If you want a set of (read-only) data to be available to a kernel at launch, it's certainly possible to use __constant__ memory . Such memory could be set up on/by the host code using the API indicated in the documentation, ie cudaMemcpyToSymbol .

__constant__ memory is really only useful when each thread will access the same location in a given access cycle, eg

int myval = constant_data[12];

Otherwise use ordinary global memory, either static or dynamically allocated, using the appropriate host API to initialize (dynamic: cudaMemcpy , static: cudaMemcpyToSymbol ).
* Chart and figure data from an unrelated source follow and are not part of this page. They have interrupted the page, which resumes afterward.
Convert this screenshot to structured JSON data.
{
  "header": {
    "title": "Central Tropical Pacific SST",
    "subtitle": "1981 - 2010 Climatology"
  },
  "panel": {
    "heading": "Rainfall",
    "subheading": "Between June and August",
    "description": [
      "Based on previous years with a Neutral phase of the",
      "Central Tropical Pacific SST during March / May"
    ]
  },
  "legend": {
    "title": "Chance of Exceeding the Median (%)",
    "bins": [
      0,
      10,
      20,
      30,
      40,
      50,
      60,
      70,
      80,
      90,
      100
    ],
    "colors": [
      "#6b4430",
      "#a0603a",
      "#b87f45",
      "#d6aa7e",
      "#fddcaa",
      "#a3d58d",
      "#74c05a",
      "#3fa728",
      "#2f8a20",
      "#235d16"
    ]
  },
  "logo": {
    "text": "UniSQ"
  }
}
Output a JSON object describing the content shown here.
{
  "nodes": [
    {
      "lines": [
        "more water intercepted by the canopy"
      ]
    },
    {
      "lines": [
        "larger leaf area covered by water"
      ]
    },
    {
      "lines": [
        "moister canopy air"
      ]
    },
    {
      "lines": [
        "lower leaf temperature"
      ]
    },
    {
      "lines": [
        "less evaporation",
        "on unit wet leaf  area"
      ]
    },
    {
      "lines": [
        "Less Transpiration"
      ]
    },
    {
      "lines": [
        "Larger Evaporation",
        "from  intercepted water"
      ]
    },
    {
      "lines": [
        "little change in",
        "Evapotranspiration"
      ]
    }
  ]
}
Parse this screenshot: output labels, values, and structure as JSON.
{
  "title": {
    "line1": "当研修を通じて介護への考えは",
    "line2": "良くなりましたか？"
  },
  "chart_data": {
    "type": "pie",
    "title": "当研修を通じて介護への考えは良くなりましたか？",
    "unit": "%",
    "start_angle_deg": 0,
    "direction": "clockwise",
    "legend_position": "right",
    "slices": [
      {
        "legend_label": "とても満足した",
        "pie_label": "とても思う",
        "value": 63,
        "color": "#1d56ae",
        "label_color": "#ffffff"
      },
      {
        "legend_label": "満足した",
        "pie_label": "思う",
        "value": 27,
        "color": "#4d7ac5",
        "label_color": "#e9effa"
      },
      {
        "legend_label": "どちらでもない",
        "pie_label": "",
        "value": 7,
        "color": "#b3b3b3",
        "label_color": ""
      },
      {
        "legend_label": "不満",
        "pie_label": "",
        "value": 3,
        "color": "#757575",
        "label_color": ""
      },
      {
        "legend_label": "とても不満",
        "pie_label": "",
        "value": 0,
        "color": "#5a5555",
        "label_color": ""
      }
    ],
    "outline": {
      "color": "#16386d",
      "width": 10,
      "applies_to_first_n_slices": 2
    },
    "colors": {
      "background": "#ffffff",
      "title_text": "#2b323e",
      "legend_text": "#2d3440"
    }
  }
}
While the specific behavior you have requested is not possible automatically, this is actually a fairly common CUDA paradigm:

First, have all the threads copy the table into shmem.

sync threads

Access the data in your kernel.

This can be a large performance gain if you have fairly random accesses to the data, and if you expect to touch each entry on average more than a few times. Essentially you are using shmem as a managed cache, and aggregating the load from DRAM into shmem once for use many times. Further, shmem has no penalty for uncoalesced loads.

For example, you could code it something like this:

const int buffer_size = 8192; // assume an 8k buffer
float *device_buffer = ; // assume you have a buffer already on the device with the data you want.

my_kernel<<<num_blocks, num_threads, buffer_size>>>(..., buffer_size, device_buffer);

__global__ void my_kernel(..., int buffer_size, const float *device_buffer) {
   extern __shared__ float shmem_buffer[];
   for (int idx = threadIdx.x; idx < buffer_sze; idx += blockDim.x) {
       shmem_buffer[idx] = device_buffer[idx];
   }
   __syncthreads();

   // rest of your kernel goes here.  You can access data in shmem_buffer;
}

In other words, you just have to code the copy explicitly. Since all loads from DRAM will be perfectly coalesced, this should be close to optimally efficient.